On ne s’ennuie pas toujours dans le monde, et je sais un salon parisien où l’on a passé dernièrement une soirée tout artistique. J’aimerais à nommer ce salon, ne fût-ce que par reconnaissance ; mais on me l’a défendu, et je n’ai le droit de remercier des maîtres de maison très aimables et trop modestes, qu’à la condition de ne pas écrire leur nom, surtout ici.

C’est la Servante maîtresse que nous avons eu la bonne fortune d’entendre, la Servante maîtresse négligée depuis trop d’années. S’il est un chef-d’œuvre, pourtant, que l’Opéra-Comique n’ait pas le droit d’oublier, c’est celui-là qui fut le premier. Le perpétuel honneur du répertoire serait bien dû à un enfant du beau pays qui nous aimait naguère, à un enfant dont le génie de vingt ans créa notre art national et cette langue musicale que nous parlons encore, « qui nous vint d’Italie et qui lui vint des cieux. »
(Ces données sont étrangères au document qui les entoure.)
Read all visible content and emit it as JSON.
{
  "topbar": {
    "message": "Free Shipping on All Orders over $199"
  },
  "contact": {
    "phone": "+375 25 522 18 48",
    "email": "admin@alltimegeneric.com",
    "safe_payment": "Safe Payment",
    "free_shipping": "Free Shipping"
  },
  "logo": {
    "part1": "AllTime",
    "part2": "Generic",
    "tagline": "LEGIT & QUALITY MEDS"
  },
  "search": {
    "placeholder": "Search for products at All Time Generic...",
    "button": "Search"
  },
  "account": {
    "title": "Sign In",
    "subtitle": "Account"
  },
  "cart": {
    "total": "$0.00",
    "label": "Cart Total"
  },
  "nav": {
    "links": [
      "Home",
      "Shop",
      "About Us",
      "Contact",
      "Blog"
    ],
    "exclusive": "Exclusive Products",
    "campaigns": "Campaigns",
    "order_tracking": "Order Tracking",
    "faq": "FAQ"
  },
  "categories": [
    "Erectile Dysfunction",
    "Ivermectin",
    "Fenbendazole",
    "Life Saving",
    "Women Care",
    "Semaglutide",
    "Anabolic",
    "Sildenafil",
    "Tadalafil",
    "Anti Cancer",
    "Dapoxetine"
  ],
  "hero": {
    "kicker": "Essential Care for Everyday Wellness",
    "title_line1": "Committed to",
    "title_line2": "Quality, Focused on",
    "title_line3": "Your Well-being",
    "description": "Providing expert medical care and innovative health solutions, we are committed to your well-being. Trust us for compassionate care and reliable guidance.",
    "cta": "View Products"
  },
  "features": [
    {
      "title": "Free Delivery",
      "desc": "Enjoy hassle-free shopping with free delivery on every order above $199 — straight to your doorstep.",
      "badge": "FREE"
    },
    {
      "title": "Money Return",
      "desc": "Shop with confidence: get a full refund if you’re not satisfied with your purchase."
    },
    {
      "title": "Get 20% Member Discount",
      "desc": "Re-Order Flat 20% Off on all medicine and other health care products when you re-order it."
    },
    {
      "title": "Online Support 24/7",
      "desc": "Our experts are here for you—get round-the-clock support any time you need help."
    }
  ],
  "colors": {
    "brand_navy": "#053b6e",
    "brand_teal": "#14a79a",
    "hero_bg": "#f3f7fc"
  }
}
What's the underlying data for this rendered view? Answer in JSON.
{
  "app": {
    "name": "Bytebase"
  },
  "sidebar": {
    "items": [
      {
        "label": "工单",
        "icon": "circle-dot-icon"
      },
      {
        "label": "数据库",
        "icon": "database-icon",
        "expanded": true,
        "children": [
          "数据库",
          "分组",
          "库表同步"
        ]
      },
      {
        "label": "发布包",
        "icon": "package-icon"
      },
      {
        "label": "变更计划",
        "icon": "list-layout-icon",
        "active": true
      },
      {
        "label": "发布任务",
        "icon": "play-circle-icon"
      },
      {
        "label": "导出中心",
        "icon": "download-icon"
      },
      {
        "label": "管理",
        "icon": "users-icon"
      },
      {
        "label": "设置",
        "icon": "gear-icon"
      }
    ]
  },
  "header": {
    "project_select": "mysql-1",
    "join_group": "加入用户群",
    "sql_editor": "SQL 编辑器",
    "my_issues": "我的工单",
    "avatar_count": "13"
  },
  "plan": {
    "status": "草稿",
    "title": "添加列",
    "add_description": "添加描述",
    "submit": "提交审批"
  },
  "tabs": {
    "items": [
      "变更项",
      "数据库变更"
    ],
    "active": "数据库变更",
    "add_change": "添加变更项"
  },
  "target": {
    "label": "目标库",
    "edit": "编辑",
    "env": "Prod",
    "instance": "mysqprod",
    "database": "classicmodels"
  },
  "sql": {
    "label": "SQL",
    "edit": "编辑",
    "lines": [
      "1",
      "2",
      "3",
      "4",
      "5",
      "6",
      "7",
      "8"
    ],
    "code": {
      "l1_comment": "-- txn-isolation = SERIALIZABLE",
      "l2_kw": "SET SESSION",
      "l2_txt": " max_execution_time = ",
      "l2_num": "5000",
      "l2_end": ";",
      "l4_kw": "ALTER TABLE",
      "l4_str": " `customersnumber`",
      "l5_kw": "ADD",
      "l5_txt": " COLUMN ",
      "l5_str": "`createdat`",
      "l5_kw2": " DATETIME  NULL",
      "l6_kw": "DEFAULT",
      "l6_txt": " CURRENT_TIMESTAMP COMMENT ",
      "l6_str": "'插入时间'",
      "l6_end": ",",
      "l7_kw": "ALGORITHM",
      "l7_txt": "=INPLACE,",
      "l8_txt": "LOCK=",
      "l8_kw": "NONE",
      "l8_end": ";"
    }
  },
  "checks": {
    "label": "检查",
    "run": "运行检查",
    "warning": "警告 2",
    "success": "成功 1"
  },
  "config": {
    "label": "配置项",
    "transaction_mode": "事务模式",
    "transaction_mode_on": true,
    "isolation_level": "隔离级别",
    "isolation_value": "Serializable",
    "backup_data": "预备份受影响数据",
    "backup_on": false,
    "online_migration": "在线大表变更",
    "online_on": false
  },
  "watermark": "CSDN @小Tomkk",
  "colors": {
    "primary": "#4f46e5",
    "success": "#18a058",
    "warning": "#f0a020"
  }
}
Et puis, dans l’histoire de la littérature et des arts, il est des noms sympathiques entre tous, de poétiques figures qu’environne un prestige mélancolique. Aux jeunes hommes de talent tombés sur le seuil de la maturité et de la gloire, aux Pergolèse. aux Vauvenargues, aux Hérold, aux Regnault, aux Bizet, nous donnons une place privilégiée dans notre mémoire et dans notre cœur. Nous les chérissons d’une tendresse plus vive et qui veut racheter la hâte de la mort, ceux dont la destinée fut incomplète, qui semblaient nés pour l’orgueil et la joie de leurs contemporains et ne sont nés que pour l’admiration et le regret de la postérité.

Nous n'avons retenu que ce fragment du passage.